Among the cruciferous vegetables, cauliflower is something you might want to add to your regular diet because of its multiple health benefits. Cauliflower consumption has been studied for its cancer-preventing potential and antioxidant properties. Cauliflower contains many nutrients, making it an excellent addition to any diet.
Cauliflower is a very good source of vitamin C and manganese, which are both powerful antioxidants. In fact, 1 cup of boiled cauliflower can already give you 55 mg of vitamin C. Aside from these antioxidants, cauliflower also contains carotenoids, such as beta-carotene, and phytonutrients that include kaempferol, ferulic acid, cinnamic acid and caffeic acid. With these antioxidants, you can be certain that eating cauliflower regularly will help protect you from free radical damage and reduce your risk for diseases caused by oxidative stress, such as cardiovascular diseases and cancer.
Cauliflower also contains high amounts of vitamin K and omega-3 fatty acids, which help decrease inflammation. A cup of boiled cauliflower contains about 11 micrograms of vitamin K and 0.21 g omega-3 fatty acids. Other anti-inflammatory substances in cauliflower include glucosinolates (such as glucoraphin) and isothiocyanates (such as isothiocyanate sulforaphane). Potentially, regular cauliflower consumption can help decrease the risk of inflammation-mediated diseases such as arthritis, obesity, diabetes mellitus, inflammatory bowel disease and ulcerative colitis.

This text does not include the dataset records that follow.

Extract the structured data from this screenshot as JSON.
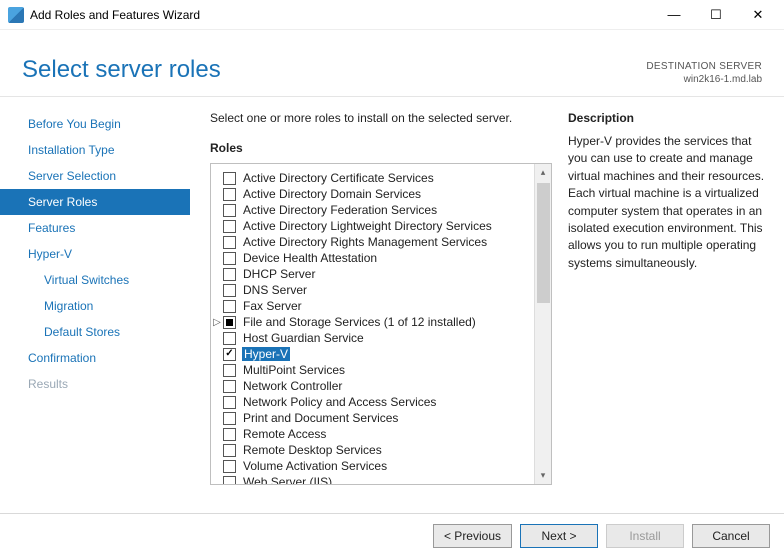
{
  "window": {
    "title": "Add Roles and Features Wizard"
  },
  "header": {
    "page_title": "Select server roles",
    "destination_label": "DESTINATION SERVER",
    "destination_value": "win2k16-1.md.lab"
  },
  "nav": {
    "items": [
      {
        "label": "Before You Begin",
        "state": "normal"
      },
      {
        "label": "Installation Type",
        "state": "normal"
      },
      {
        "label": "Server Selection",
        "state": "normal"
      },
      {
        "label": "Server Roles",
        "state": "active"
      },
      {
        "label": "Features",
        "state": "normal"
      },
      {
        "label": "Hyper-V",
        "state": "normal"
      },
      {
        "label": "Virtual Switches",
        "state": "sub"
      },
      {
        "label": "Migration",
        "state": "sub"
      },
      {
        "label": "Default Stores",
        "state": "sub"
      },
      {
        "label": "Confirmation",
        "state": "normal"
      },
      {
        "label": "Results",
        "state": "disabled"
      }
    ]
  },
  "content": {
    "instruction": "Select one or more roles to install on the selected server.",
    "roles_label": "Roles",
    "description_label": "Description",
    "description_text": "Hyper-V provides the services that you can use to create and manage virtual machines and their resources. Each virtual machine is a virtualized computer system that operates in an isolated execution environment. This allows you to run multiple operating systems simultaneously."
  },
  "roles": [
    {
      "label": "Active Directory Certificate Services",
      "checked": false
    },
    {
      "label": "Active Directory Domain Services",
      "checked": false
    },
    {
      "label": "Active Directory Federation Services",
      "checked": false
    },
    {
      "label": "Active Directory Lightweight Directory Services",
      "checked": false
    },
    {
      "label": "Active Directory Rights Management Services",
      "checked": false
    },
    {
      "label": "Device Health Attestation",
      "checked": false
    },
    {
      "label": "DHCP Server",
      "checked": false
    },
    {
      "label": "DNS Server",
      "checked": false
    },
    {
      "label": "Fax Server",
      "checked": false
    },
    {
      "label": "File and Storage Services (1 of 12 installed)",
      "checked": "indeterminate",
      "expandable": true
    },
    {
      "label": "Host Guardian Service",
      "checked": false
    },
    {
      "label": "Hyper-V",
      "checked": true,
      "selected": true
    },
    {
      "label": "MultiPoint Services",
      "checked": false
    },
    {
      "label": "Network Controller",
      "checked": false
    },
    {
      "label": "Network Policy and Access Services",
      "checked": false
    },
    {
      "label": "Print and Document Services",
      "checked": false
    },
    {
      "label": "Remote Access",
      "checked": false
    },
    {
      "label": "Remote Desktop Services",
      "checked": false
    },
    {
      "label": "Volume Activation Services",
      "checked": false
    },
    {
      "label": "Web Server (IIS)",
      "checked": false
    }
  ],
  "footer": {
    "previous": "< Previous",
    "next": "Next >",
    "install": "Install",
    "cancel": "Cancel"
  }
}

3. Cardiovascular and Cerebrovascular
By virtue of having antioxidant and anti-inflammatory properties, cauliflower consumption is protective against cardiovascular and cerebrovascular diseases. For instance, in atherosclerosis, there is chronic inflammation of the blood vessel, and the deposition of lipids and white blood cells eventually leads to a decrease in their diameter. This decrease in diameter leads to decreased blood flow to essential organs like the brain (which could lead to stroke), heart (which could lead to heart attack) and kidneys (which could lead to kidney failure). By decreasing chronic inflammation, cauliflower is able to maintain the patency of the blood vessels and keeps excellent blood flow to essential organs of the body.
A cup of boiled cauliflower delivers about 3.35 g of dietary fiber, which helps clean your digestive system and gets rid of unnecessary substances. Additionally, a substance called glucoraphin present in cauliflower appears to have a protective effect on your stomach lining. With glucoraphin, your stomach is not prone to the bacterium helicobacter pylori, thereby reducing your risk for stomach ulcer and cancer.
Cauliflower also contains vitamins B1 (thiamine), B2 (riboflavin), B3 (niacin), B5 (pantothenic acid), B6 (pyridoxine) and B9 (folic acid). It serves as a good source of proteins, phosphorus and potassium.
You can add boiled or steamed cauliflower to your diet, but if you do not cook it properly, it can become mushy and lose its flavor. An alternative is to sauté this vegetable for 5 minutes. Make sure that you do not eat more than 4 to 5 servings of this vegetable each week though. This is because cauliflower contains purines, which are broken down by the body to produce uric acid. If you have too much uric acid, you could eventually develop gout.